Most IT organizations tackle the process by starting with infrastructure — swapping the physical servers in their data center for virtual ones in the Azure cloud. From there, they tend to adopt Azure’s other offerings: Platform as a Service, data analytics, backup, disaster recovery and so on.

This phased approach works well, but only if organizations think through both the big picture and the minute details of the migration. Here are four essential steps to smoothing your path to the Azure cloud.

1. Calibrate Your Expectations

Start out with the right expectations to get the outcome you desire. For example, if your primary motivation for moving to Azure is cost savings, you may be disappointed to find that not every application costs less in the cloud. But if your goal is to make your infrastructure more agile, flexible and scalable, you’re on the right track.

2. Know Your Apps

Before you move any applications out of your data center, you need to understand their dependencies — the kinds of data that flow between servers, the processes they rely on in order to function and the amount of bandwidth they require.

This becomes especially important when you’re operating a hybrid cloud. For example, if your payroll system relies on a front-end server in Azure and a back-end server in your data center, the machines will need to communicate over the public internet, which can introduce performance issues and increase costs.

3. Test and Assess

When it comes to cloud migrations, the importance of testing and assessing really can’t be overstated. For instance, if you want to estimate the cost of running applications in Azure, you first need to understand the performance and resource requirements of each server.

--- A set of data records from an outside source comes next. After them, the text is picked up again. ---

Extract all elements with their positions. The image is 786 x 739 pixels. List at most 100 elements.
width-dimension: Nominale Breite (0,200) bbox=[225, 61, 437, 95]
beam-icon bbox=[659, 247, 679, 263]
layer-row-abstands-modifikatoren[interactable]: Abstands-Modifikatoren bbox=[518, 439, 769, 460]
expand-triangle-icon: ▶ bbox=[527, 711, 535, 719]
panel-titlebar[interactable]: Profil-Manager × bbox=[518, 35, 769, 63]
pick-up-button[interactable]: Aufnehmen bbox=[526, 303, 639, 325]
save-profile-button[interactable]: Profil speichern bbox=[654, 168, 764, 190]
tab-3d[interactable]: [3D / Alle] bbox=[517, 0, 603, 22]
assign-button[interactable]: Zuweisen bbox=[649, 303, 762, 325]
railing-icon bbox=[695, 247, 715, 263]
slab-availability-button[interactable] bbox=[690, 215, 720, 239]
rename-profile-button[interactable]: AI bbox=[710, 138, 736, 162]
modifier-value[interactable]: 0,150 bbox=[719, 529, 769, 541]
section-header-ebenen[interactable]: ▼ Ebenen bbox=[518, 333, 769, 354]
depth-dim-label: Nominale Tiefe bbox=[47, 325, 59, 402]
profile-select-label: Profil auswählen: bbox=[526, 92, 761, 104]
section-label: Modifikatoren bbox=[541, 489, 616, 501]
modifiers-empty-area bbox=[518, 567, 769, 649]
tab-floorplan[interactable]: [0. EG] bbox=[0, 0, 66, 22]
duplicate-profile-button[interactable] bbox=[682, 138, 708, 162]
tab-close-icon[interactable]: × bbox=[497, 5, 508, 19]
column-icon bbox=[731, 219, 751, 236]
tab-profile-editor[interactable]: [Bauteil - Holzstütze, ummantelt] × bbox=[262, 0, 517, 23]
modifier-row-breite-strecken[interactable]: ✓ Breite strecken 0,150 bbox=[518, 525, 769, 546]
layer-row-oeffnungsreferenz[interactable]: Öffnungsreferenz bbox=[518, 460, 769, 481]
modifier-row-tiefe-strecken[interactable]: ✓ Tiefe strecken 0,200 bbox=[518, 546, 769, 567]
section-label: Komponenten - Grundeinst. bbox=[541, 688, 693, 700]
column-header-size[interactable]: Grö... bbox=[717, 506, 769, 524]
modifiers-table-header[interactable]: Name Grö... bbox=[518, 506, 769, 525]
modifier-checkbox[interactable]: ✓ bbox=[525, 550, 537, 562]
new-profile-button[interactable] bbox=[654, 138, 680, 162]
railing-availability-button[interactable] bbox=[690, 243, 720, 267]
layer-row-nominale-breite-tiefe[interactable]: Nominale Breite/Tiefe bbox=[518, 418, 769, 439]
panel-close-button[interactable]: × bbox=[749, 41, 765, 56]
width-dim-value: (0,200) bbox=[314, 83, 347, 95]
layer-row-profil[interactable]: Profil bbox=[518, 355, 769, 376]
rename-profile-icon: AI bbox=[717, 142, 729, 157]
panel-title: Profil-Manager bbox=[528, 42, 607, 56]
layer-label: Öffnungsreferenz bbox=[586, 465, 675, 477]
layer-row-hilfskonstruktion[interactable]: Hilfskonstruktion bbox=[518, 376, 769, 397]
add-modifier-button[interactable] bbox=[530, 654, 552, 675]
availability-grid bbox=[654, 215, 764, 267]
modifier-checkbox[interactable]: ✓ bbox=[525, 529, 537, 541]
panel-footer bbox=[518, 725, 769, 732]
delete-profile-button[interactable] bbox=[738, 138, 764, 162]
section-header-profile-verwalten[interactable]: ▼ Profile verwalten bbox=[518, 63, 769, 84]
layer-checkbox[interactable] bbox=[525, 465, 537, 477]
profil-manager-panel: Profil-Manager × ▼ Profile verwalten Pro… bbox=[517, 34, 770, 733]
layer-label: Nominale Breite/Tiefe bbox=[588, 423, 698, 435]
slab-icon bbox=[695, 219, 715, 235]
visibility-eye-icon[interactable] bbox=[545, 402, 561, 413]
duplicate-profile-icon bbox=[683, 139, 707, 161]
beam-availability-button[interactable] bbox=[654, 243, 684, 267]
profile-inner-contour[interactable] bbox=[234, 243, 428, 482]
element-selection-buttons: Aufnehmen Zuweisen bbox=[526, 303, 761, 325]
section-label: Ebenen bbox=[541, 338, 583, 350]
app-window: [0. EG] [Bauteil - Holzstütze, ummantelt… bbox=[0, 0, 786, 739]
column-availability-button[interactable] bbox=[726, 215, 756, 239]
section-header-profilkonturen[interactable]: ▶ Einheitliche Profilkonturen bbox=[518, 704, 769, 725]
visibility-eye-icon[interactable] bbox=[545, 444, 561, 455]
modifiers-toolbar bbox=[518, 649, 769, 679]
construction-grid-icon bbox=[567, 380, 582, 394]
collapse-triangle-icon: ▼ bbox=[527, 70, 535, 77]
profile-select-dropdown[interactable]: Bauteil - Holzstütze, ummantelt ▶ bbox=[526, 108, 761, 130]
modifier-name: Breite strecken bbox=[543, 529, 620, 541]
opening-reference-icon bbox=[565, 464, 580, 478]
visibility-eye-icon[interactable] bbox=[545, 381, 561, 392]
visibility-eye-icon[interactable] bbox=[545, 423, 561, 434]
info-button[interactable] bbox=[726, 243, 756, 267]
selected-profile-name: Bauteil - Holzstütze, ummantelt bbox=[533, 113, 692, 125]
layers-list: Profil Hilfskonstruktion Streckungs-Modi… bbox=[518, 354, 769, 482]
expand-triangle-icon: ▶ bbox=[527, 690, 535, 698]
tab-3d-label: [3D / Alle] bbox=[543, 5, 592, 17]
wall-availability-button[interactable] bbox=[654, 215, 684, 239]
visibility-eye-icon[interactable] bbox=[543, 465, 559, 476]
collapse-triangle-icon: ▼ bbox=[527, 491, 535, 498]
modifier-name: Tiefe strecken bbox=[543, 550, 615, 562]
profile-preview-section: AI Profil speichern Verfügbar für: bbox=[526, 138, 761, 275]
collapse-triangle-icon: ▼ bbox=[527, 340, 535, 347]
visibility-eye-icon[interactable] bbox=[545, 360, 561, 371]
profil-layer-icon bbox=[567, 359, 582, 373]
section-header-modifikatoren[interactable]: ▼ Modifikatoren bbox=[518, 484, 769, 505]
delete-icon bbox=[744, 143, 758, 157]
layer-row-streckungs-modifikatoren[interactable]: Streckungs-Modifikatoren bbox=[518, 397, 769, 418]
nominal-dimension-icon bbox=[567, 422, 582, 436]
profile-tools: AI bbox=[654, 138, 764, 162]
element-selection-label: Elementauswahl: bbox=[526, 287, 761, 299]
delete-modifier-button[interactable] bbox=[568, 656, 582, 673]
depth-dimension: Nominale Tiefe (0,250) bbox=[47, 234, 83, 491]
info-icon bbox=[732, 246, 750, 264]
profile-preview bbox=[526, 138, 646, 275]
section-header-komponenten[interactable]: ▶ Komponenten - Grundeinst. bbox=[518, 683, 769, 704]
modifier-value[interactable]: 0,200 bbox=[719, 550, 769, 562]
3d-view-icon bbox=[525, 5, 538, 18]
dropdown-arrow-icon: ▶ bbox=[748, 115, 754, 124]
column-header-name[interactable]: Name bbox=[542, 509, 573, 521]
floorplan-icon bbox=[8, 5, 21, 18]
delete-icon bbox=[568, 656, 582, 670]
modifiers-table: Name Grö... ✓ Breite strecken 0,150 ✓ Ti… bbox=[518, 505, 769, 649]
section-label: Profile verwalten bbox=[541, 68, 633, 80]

Identify which servers sit idle most of the time — these are the best candidates for moving to the cloud, since doing so reduces costs associated with cooling, power and rack space.

You should also perform a risk assessment of your business-critical apps. What applications do you want to run in Azure, and will they be able to perform as well in the cloud as they do on-premises? How do performance and uptime guarantees stack up against your resiliency requirements? Know before you commit.

4. Keep an Eye on Costs

Once servers are running in Azure, they’re on the clock, consuming CPU cycles, accessing storage and using network resources — all of which costs money. Watch utilization costs closely to make sure they don’t get out of hand.

The good news is that you now have much greater visibility into your organization’s infrastructure investment. Running servers in a data center means you generally don’t see the day-to-day costs of wasted clock cycles and redundant disk reads. With Azure, you can access this data minute by minute, 24/7. This gives you greater insights into your IT spending and allows you to make adjustments as needed.